The panel rejects two arguments proffered by the defendant. First, BMS argued that Collazo was mostly silent during the first, and principal, meeting with HR, and thus was not “opposing” anything. The panel holds that the conduct of “repeatedly accompanying Hiraldo to Human Resources to file and pursue her sexual harassment complaint” was purposeful enough to constitute opposition in light of Crawford. Second, defendant argued that an employee who was simply carrying out his duties (here, the plaintiff was a first-report in the company’s anti-harassment policy) cannot – as in the Garcetti First Amendment case – be deemed as “opposing” a practice. The panel declines to rule whether such a “furtherance of supervisory responsibilities” limitation ought to placed upon Title VII (though it casts doubt on this point, in a footnote), but held regardless that Collazo went above-and-beyond his management duties in following up the complaint.

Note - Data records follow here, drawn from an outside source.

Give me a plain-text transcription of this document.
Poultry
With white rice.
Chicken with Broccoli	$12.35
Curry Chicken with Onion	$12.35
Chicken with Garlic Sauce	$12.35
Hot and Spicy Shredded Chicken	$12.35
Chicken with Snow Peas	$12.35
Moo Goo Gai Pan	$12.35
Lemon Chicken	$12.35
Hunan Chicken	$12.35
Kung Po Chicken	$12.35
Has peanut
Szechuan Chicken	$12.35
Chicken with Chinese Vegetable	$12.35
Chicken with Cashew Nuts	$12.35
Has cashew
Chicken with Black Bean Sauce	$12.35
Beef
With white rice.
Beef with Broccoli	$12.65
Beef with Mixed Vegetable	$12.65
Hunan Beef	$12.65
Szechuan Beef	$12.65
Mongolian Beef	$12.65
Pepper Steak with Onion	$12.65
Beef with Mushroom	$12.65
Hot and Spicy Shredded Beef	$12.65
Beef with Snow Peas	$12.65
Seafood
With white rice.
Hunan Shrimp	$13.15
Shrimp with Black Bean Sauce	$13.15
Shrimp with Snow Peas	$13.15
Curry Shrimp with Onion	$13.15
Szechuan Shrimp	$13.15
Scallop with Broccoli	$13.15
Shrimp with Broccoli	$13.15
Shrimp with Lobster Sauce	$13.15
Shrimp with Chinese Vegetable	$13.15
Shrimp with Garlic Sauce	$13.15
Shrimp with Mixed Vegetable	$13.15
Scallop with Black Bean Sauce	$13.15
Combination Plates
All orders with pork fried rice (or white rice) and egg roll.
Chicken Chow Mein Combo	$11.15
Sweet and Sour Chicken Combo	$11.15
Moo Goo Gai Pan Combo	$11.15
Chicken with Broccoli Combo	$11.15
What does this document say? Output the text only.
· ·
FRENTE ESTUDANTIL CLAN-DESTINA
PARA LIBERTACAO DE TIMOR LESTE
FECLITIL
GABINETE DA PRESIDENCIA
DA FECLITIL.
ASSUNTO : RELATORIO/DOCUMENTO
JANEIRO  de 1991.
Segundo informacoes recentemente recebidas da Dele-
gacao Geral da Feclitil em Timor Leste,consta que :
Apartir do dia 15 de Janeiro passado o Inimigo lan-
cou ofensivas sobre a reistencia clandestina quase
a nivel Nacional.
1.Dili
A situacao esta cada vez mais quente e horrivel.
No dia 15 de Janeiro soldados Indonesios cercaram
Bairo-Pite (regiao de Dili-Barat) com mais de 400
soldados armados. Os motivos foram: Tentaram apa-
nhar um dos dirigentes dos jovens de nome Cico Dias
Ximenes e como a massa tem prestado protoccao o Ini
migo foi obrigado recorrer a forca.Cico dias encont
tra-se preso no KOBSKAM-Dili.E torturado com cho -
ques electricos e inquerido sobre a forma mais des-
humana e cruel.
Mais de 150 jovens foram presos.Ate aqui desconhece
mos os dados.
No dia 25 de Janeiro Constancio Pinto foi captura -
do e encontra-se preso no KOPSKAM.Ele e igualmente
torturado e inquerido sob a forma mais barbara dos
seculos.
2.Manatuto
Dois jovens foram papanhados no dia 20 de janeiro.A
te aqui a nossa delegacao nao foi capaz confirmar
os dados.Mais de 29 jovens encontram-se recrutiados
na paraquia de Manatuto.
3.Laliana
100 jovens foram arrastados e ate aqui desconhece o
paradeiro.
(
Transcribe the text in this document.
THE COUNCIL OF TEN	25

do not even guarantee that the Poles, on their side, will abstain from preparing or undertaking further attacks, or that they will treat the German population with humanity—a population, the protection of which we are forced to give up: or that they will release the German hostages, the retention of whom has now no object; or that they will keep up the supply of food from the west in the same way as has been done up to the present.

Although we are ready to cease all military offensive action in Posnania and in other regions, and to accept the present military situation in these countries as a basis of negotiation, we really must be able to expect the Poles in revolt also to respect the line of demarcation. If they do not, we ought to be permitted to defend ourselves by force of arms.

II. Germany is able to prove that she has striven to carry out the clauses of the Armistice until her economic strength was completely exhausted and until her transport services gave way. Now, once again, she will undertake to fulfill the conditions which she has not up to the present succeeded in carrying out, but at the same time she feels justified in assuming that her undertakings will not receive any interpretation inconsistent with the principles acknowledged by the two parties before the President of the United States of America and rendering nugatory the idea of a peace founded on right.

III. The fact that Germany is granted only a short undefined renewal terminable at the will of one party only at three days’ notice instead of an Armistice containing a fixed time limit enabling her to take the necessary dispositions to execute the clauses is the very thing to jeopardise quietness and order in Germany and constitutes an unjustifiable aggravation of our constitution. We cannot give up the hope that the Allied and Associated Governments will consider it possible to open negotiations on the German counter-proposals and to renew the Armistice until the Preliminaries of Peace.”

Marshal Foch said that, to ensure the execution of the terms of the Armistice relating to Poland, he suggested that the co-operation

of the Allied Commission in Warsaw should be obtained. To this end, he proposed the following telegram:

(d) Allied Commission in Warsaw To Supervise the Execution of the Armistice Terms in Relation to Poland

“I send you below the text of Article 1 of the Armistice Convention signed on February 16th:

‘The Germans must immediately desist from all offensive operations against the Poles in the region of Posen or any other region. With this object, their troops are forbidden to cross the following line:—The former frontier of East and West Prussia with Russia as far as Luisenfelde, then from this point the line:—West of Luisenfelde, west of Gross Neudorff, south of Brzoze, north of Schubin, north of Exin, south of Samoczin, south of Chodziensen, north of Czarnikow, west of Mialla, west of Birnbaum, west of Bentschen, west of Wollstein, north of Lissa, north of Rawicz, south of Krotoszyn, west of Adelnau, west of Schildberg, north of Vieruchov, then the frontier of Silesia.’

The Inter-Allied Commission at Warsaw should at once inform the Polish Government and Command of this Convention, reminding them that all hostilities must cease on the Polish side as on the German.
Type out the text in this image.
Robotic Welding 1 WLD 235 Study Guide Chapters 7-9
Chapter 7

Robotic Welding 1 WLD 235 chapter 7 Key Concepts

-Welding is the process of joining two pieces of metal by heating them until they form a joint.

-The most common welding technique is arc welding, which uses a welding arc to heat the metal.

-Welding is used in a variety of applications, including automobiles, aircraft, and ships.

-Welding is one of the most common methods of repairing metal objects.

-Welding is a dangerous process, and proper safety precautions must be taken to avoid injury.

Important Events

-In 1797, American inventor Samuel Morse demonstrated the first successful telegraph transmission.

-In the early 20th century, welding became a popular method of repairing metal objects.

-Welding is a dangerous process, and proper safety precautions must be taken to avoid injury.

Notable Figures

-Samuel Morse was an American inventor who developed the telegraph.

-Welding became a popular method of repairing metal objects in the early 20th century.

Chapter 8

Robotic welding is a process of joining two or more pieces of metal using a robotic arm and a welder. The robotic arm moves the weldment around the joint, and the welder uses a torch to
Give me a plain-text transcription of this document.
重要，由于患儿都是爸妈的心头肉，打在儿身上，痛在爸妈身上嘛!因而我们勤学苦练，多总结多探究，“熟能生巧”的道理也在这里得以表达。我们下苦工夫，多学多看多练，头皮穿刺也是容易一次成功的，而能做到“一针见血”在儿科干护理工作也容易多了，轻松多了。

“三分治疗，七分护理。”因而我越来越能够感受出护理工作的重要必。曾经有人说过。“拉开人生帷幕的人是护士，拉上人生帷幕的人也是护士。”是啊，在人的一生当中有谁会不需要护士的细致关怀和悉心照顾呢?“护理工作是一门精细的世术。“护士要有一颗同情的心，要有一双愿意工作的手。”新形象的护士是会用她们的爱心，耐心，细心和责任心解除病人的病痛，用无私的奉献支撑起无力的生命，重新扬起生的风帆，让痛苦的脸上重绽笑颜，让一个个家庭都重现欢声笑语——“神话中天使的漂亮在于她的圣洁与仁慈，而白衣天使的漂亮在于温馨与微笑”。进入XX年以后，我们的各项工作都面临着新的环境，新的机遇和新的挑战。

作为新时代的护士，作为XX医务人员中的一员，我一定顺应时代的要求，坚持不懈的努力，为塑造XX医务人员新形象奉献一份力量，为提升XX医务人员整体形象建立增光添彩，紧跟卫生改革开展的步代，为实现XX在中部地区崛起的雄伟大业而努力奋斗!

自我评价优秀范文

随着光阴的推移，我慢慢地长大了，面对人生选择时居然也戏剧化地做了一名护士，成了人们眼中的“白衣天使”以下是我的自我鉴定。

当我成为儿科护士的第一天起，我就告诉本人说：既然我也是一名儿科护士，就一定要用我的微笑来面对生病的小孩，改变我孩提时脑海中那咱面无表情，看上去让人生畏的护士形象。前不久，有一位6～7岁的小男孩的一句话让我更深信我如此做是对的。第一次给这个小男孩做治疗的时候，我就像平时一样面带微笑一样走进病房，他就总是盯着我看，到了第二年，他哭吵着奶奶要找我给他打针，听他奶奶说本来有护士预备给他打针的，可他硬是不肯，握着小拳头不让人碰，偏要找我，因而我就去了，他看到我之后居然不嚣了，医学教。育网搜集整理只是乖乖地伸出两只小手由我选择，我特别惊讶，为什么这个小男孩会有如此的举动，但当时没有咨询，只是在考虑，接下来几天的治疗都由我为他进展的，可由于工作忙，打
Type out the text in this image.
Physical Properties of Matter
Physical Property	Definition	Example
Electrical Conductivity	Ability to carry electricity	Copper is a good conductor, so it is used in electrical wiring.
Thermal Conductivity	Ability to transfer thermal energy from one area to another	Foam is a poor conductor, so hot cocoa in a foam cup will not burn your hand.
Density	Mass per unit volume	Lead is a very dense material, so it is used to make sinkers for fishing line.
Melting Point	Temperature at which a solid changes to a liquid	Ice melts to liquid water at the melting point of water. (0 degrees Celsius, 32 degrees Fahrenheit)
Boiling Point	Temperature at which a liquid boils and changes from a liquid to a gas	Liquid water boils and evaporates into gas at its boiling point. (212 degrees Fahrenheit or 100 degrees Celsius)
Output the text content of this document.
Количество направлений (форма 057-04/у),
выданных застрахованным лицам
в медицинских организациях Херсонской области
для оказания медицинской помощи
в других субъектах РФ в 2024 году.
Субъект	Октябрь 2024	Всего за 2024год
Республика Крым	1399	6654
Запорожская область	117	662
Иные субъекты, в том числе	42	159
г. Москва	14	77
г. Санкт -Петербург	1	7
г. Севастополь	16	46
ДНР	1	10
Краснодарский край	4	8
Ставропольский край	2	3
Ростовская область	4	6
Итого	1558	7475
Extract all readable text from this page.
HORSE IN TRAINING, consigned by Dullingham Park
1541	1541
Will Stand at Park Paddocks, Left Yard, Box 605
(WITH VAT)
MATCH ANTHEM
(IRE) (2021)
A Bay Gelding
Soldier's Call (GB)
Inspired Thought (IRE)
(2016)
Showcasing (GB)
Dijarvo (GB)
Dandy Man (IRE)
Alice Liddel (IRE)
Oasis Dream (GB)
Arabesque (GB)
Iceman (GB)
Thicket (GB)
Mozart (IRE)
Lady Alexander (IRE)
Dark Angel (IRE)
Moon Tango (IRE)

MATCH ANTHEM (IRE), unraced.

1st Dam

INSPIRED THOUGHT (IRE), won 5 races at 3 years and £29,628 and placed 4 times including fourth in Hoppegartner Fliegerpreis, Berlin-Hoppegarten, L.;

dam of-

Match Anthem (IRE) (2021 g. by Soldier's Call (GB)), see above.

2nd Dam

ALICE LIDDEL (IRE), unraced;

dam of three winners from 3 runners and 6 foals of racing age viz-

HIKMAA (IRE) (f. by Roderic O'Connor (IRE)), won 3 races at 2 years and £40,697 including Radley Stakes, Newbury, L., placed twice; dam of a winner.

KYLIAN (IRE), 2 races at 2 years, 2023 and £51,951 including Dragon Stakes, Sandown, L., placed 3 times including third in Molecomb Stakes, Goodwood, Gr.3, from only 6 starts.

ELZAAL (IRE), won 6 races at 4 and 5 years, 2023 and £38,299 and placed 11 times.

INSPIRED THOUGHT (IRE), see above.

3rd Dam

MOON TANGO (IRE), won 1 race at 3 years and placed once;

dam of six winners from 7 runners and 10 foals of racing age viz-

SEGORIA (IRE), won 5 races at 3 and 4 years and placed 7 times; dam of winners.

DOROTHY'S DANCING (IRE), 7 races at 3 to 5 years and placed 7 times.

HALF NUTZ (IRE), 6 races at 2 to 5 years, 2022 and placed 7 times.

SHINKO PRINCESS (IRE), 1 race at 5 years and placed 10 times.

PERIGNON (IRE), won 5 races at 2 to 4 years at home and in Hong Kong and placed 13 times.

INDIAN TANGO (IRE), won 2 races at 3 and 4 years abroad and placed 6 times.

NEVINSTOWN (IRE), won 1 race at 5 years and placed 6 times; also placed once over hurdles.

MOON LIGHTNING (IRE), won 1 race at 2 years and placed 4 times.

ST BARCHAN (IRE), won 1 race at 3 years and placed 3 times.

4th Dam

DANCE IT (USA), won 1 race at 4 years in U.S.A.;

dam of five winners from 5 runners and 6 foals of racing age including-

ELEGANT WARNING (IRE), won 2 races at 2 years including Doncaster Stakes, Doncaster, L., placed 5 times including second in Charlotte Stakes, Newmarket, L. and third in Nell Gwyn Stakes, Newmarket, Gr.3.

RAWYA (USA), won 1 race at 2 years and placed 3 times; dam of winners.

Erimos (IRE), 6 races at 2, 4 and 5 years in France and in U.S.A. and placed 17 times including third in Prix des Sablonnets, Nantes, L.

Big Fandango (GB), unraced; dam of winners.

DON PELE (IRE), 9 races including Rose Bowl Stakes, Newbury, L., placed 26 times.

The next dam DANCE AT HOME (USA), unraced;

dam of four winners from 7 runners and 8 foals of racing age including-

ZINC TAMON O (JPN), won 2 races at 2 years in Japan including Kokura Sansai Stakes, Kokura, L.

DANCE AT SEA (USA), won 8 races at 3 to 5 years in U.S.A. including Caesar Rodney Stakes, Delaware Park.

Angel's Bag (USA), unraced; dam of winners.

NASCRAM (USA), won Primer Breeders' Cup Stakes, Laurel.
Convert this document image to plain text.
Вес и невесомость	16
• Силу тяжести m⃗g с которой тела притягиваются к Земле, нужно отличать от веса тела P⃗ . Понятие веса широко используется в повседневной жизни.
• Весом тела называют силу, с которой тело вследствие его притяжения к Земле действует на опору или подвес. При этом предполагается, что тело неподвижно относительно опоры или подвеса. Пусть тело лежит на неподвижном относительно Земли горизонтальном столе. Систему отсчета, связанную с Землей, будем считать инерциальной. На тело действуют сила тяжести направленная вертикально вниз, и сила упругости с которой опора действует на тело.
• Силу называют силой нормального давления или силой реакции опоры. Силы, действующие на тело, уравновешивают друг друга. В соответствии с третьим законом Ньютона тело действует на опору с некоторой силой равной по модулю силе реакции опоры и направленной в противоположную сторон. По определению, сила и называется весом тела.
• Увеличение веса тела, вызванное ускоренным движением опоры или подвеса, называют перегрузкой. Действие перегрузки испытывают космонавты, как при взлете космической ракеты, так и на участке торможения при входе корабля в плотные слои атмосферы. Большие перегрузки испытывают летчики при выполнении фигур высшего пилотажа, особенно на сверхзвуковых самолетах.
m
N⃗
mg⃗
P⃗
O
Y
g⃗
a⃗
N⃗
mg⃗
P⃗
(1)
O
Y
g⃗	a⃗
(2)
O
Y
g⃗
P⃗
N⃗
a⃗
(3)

The panel also holds that the combination of the short turn-around time between the opposition activity and termination – mere days – plus evidence of the falsity of the performance and reduction-in-force rationale was sufficient to present a triable issue on the merits. Finally, the plaintiff complained that the district court took unconscionably long (August 2006 to March 2009) to resolve the summary judgment motion. Writes the panel, “In light of our conclusion that the district court erred in granting summary judgment for Bristol-Myers on Collazo’s Title VII and related state law claims, we need not address this alternative claim of error. However, we remind the court upon remand of its duty to cause the case to be ‘in every way expedited.’ 42 U.S.C. § 2000e-5(f)(5).”